Alex Espinoza

No. 12, 14
- Position: Quarterback

Personal information
- Born: May 31, 1964 (age 62) Los Angeles, California, U.S.
- Listed height: 6 ft 1 in (1.85 m)
- Listed weight: 193 lb (88 kg)

Career information
- High school: St. Paul (Santa Fe Springs, California)
- College: Cal State Fullerton; Iowa State;
- NFL draft: 1987: undrafted

Career history
- Kansas City Chiefs (1987); Phoenix Cardinals (1989)*; Frankfurt Galaxy (1991-1992);
- * Offseason or practice squad member only

Awards and highlights
- Second-team All-Big Eight (1986);

Career NFL statistics
- Passing yards: 69
- TD–INT: 0–2
- Passer rating: 36.6
- Stats at Pro Football Reference

= Alex Espinoza =

American football player (born 1964)

Alex A. Espinoza (born May 31, 1964) is an American former professional football player who was a quarterback for one season with the Kansas City Chiefs of the National Football League (NFL).

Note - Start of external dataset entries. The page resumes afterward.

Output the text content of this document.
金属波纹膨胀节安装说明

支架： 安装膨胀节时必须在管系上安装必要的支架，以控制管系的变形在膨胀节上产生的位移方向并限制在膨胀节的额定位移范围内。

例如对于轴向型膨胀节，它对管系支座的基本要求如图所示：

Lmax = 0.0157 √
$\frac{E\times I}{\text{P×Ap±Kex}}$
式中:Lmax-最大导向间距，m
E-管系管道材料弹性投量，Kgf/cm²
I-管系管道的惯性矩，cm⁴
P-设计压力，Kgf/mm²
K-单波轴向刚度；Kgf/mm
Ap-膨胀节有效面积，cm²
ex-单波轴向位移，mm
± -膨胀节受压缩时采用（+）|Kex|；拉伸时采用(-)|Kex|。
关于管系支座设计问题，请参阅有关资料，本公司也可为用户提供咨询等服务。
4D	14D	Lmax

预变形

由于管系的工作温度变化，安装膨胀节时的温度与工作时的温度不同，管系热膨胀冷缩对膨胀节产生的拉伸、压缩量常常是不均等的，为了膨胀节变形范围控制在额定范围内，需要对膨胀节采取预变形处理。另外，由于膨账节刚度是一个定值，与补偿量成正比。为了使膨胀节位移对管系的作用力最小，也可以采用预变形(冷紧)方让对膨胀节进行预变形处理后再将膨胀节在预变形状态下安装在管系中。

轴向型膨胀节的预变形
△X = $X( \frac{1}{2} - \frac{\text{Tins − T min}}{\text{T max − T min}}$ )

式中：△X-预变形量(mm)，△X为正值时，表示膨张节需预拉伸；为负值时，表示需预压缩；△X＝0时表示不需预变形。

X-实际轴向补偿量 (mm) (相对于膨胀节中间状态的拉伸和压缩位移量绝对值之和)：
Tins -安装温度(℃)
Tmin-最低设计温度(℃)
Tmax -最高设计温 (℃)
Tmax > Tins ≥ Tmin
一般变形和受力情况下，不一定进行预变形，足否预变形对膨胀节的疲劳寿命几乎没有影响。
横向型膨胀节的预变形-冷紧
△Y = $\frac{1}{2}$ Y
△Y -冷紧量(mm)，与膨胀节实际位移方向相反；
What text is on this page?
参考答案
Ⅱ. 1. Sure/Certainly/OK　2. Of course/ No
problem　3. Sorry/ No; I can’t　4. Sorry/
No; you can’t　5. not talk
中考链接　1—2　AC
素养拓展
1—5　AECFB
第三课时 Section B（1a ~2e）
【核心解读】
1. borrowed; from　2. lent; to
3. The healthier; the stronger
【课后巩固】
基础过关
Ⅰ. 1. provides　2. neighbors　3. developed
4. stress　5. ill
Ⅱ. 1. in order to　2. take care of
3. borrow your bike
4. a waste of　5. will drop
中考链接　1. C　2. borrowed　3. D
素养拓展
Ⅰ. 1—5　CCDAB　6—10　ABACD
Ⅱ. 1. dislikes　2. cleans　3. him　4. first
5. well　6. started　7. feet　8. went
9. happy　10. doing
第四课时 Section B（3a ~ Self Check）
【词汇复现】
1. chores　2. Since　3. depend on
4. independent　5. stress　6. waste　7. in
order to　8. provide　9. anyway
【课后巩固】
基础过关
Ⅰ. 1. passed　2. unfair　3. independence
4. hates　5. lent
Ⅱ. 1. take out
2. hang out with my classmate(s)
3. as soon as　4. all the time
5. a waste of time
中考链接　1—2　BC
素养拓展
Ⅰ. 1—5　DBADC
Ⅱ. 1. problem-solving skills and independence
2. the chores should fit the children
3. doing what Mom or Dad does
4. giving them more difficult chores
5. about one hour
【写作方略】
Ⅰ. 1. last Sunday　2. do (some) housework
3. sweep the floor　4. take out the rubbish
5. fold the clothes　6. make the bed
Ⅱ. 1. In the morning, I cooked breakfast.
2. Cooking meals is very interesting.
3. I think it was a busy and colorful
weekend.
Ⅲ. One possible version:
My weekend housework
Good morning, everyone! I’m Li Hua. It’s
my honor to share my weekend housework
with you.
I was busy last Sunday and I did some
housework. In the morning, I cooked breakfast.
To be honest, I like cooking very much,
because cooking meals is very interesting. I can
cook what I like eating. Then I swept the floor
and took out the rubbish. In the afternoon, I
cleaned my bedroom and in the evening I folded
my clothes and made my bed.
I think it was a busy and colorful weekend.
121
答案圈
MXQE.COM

He plated college football for the Iowa State Cyclones after transferring from the Cal State Fullerton Titans. During the strike shortened season of 1987 he was picked up as an undrafted free agent to serve as a backup quarterback by Kansas City and played in only one game. He compiled 69 yards on 9 out of 14 attempts with two interceptions and five rushing yards in his lone NFL game, a 42–0 loss at Miami in his lone NFL year.